Simulations of magneto-acoustic pulsations in atmospheres of rapidly oscillating Ap stars

TL;DR

This paper presents 2-D non-linear magneto-hydrodynamical simulations that replicate observed pulsational behaviors in rapidly oscillating Ap stars, revealing the influence of atmospheric structure and magnetic fields on wave propagation.

Contribution

It introduces the first comprehensive 2-D simulations of magneto-acoustic pulsations in roAp star atmospheres, incorporating realistic stratification and magnetic effects.

Findings

Simulations reproduce key observed pulsation features.

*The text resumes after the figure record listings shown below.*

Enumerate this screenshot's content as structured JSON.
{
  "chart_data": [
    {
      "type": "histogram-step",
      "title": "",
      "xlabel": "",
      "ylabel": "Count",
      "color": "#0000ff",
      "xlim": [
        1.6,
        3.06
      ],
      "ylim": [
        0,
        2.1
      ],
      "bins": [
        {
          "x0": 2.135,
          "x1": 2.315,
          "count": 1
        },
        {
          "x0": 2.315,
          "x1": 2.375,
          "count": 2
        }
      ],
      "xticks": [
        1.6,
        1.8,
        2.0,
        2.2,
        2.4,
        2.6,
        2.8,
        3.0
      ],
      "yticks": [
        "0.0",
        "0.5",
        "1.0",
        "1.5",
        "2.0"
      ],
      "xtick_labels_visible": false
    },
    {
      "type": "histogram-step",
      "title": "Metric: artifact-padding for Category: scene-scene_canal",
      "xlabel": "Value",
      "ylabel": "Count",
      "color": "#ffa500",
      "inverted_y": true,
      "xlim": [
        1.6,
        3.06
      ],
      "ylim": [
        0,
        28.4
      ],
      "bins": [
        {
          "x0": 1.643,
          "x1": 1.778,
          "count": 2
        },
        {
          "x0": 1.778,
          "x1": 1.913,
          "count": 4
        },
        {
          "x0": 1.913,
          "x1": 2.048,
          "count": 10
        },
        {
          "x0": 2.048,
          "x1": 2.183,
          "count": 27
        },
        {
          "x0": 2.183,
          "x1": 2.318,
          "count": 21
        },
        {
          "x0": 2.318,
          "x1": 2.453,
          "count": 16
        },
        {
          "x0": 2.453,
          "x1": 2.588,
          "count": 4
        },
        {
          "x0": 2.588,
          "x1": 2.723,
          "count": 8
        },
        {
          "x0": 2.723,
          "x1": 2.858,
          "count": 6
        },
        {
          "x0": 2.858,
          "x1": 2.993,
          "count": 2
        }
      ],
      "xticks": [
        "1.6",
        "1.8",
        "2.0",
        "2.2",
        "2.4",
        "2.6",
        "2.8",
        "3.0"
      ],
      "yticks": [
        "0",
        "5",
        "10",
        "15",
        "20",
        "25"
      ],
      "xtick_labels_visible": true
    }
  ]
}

Density inversion at the photosphere significantly affects pulsation depth dependence.

Magnetic fields influence wave reflection and node formation.

Abstract

Rapidly oscillating Ap stars exhibit an astrophysically interesting combination of strong, dipolar-like magnetic fields and high-overtone p-mode pulsations similar to the Sun. Recent time-resolved spectroscopy of these stars unravelled a complex picture of propagating magneto-acoustic pulsation waves, with amplitude and phase strongly changing as a function of atmospheric height. To interpret these observations and gain a new insight into the atmospheric dynamics of roAp stars we have carried out 2-D time-dependent, non-linear magneto-hydrodynamical simulations of waves for a realistic atmospheric stratification of a cool Ap star. We explore a grid of simulations in a wide parameter space, treating oscillations of the velocity, magnetic field and thermodynamic quantities in a self-consistent manner. Our simulations foster a new understanding of the influence of the atmosphere and the magnetic field on the propagation and reflection properties of magneto-acoustic waves, formation of node surfaces, and relative variation of different quantities. Our simulations reproduce all main features of the observed pulsational behavior of roAp stars. We show, for the first time, that the overall depth dependence of the pulsations in roAp atmospheres is strongly influenced by the density inversion at the photospheric base.